Nei sessantasette anni di guerra in Kashmir non è mancato nulla: cinque guerre tra tre eserciti diversi, cinque organizzazioni terroristiche, pogrom religiosi, tortura, oppressione della popolazione. In una terra priva di particolari risorse naturali, si combatte solo per una questione di nazionalismo.
di Franco Fracassi
Mettete nella stessa regione montagnosa dell’Himalaya musulmani, indù e buddhisti, mettete intorno tre Paesi con la politica imperialista come India, Pakistan e Cina e avrete il Kashmir, con la sua guerra lunga sessantasette anni. Prima è stata una questione di eserciti. Poi è diventato anche un problema di terrorismo. Non si è mai combattuto per impadronirsi di risorse particolari. Il Kashmir è tutta una questione di nazionalismo.
La guerra iniziò nel 1947, con l’annessione del Kashmir orientale all’India. Al termine della dominazione britannica nacquero l’India e il Pakistan. Inoltre, ai 562 principati venne data la possibilità di scegliere se entrare a far parte di uno dei due Paesi e costituire Stato a sé. Il Jammu e Kashmir era di gran lunga il principato più grande. La maggioranza della popolazione era musulmana il principe indù. La decisione di restare autonomo portò alla nascita di movimenti islamici che spingevano per l’annessione al Pakistan , con l’aiuto del Pakistan stesso. Il principe sentendosi in pericolo chiese aiuto a Nuova Delhi, siglando l’annessione all’India.
La prima guerra indo-pachistana cessò nel 1948, con la divisione del Kashmir in due, l’ovest entrava a far parte del Pakistan, l’est dell’India.
Nel 1962 fu la volta della Cina nel rivendicare una parte del Kashmir. Pechino mosse guerra all’India, vincendola. Potè, quindi, annettersi la parte nord della regione.
In seguito ci furono altre tre guerre tra India e Pakistan, nel 1965, nel 1971 e nel 1999. Tutte risoltesi con un nulla di fatto. Da allora i confini non sono più cambiati.
Nel frattempo, però, la regione era stata sconvolta dalla guerra in Afghanistan. Grazie all’aiuto della Cia e del servizio segreto pachistano (Isi) nacquero unità di combattimento fondamentaliste islamiche (conosciuto come Al Qaida), che presto si trasformarono anche in formazioni terroristiche.

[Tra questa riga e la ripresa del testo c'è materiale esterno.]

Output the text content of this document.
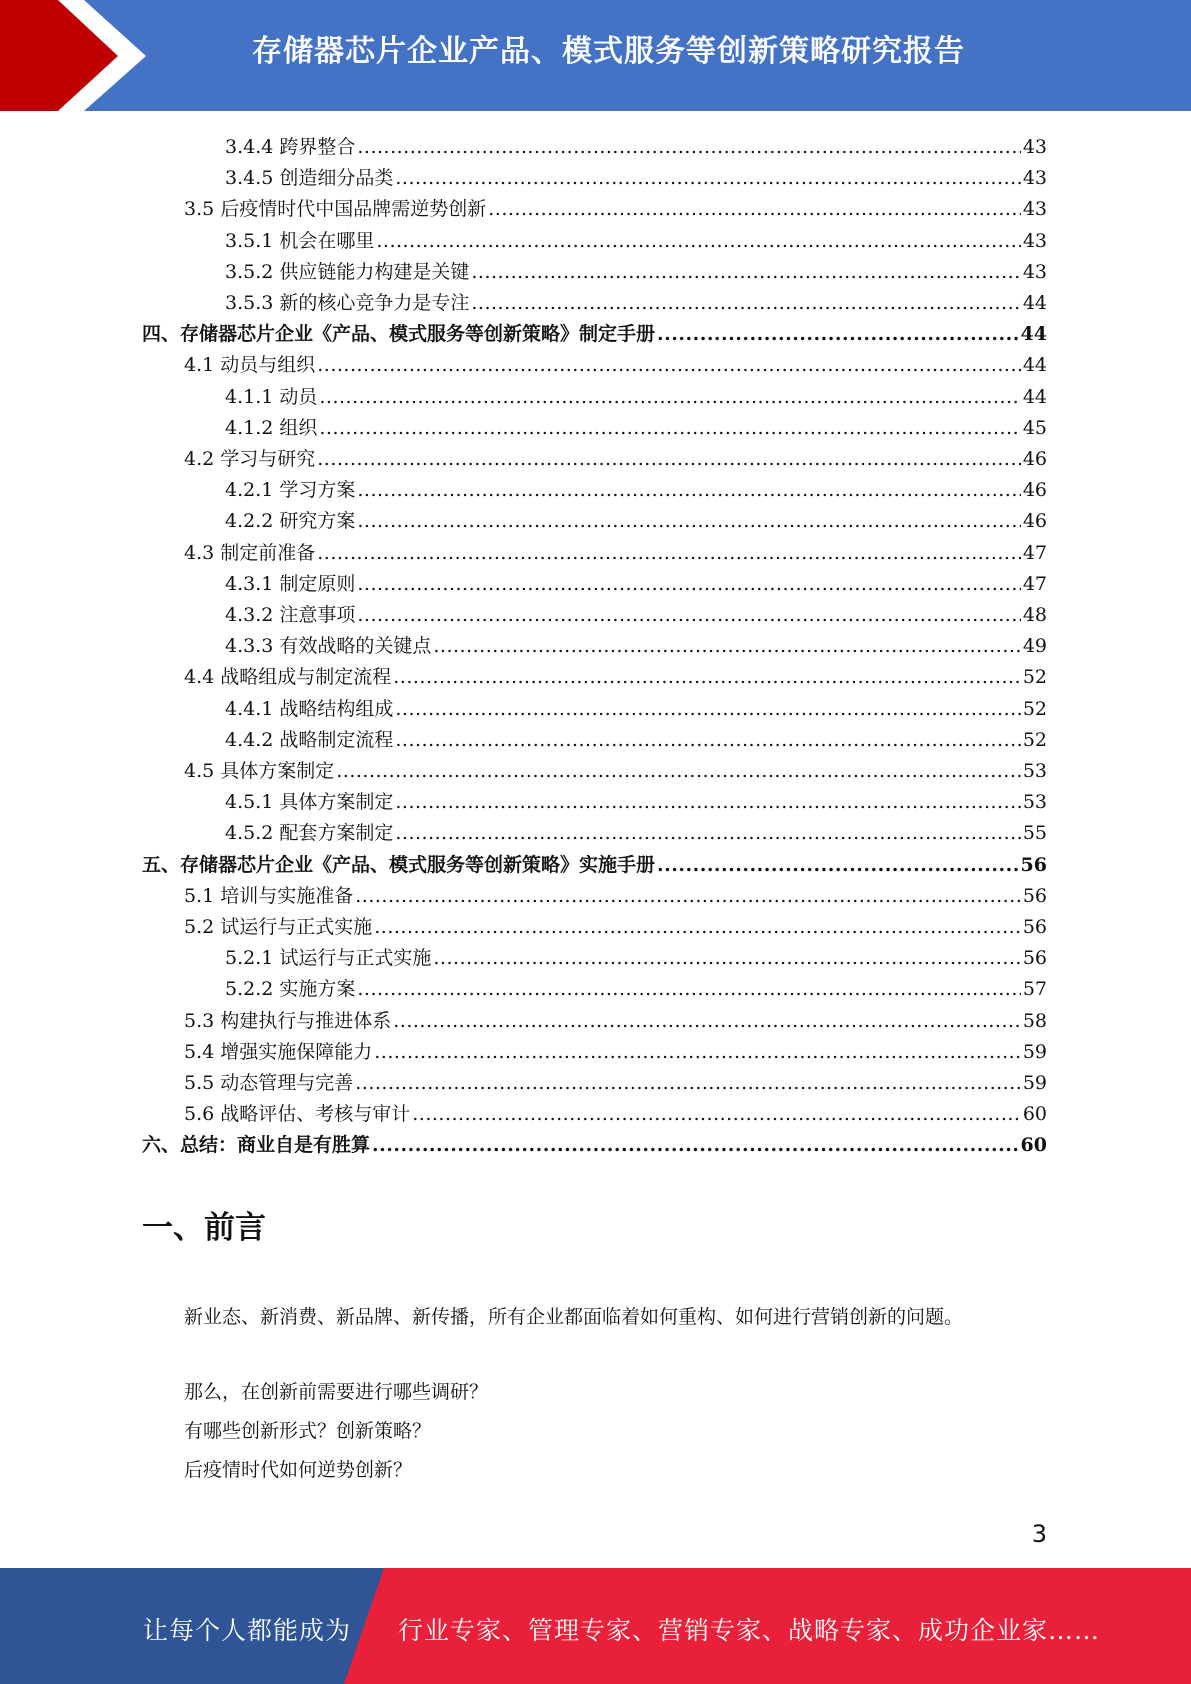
存储器芯片企业产品、模式服务等创新策略研究报告
3.4.4 跨界整合 .....	43
3.4.5 创造细分品类 .....	43
3.5 后疫情时代中国品牌需逆势创新 .....	43
3.5.1 机会在哪里 .....	43
3.5.2 供应链能力构建是关键 .....	43
3.5.3 新的核心竞争力是专注 .....	44
四、存储器芯片企业《产品、模式服务等创新策略》制定手册 .....	44
4.1 动员与组织 .....	44
4.1.1 动员 .....	44
4.1.2 组织 .....	45
4.2 学习与研究 .....	46
4.2.1 学习方案 .....	46
4.2.2 研究方案 .....	46
4.3 制定前准备 .....	47
4.3.1 制定原则 .....	47
4.3.2 注意事项 .....	48
4.3.3 有效战略的关键点 .....	49
4.4 战略组成与制定流程 .....	52
4.4.1 战略结构组成 .....	52
4.4.2 战略制定流程 .....	52
4.5 具体方案制定 .....	53
4.5.1 具体方案制定 .....	53
4.5.2 配套方案制定 .....	55
五、存储器芯片企业《产品、模式服务等创新策略》实施手册 .....	56
5.1 培训与实施准备 .....	56
5.2 试运行与正式实施 .....	56
5.2.1 试运行与正式实施 .....	56
5.2.2 实施方案 .....	57
5.3 构建执行与推进体系 .....	58
5.4 增强实施保障能力 .....	59
5.5 动态管理与完善 .....	59
5.6 战略评估、考核与审计 .....	60
六、总结：商业自是有胜算 .....	60
一、前言
新业态、新消费、新品牌、新传播，所有企业都面临着如何重构、如何进行营销创新的问题。
那么，在创新前需要进行哪些调研？
有哪些创新形式？创新策略？
后疫情时代如何逆势创新？
3
让每个人都能成为 行业专家、管理专家、营销专家、战略专家、成功企业家……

Islamabad cercò immediatamente di utilizzare i mujaheddin in funzione anti indiana in Kashmir. Nacquero il Fronte per la liberazione del Kashmir, l’Harkat ul Mujaheddin, il Lashkar e Taiba, il Jaish e Mohammed e l’Harkat ul Jihad al Islami. Tutte formazioni jihadiste, diretta emanazione dell’Isi. Alcune di queste si muovevano (e si muovono) in territorio pachistano, altre in territorio indiano.
Oggi è in corso una guerra a bassa intensità. Sia il Kashmir indiano che quello pachistano sono fortemente militarizzati e vigono leggi speciali. Nel versante indiano, poi, ci sono continui attentati e frequenti sommosse popolari. Ogni qualche mese, poi, avvengono massacri di centinaia di musumani e, di conseguenza, massacri di centinaia di indù.
Inoltre, secondo i frequenti rapporti redatti dalle Nazioni Unite, per stroncare il dissenso interno (e il terrorismo) il governo di Nuova Delhi compie arresti indiscriminati, tortura i detenuti e commette in continuazione abusi di violenza sulla popolazione di religione islamica.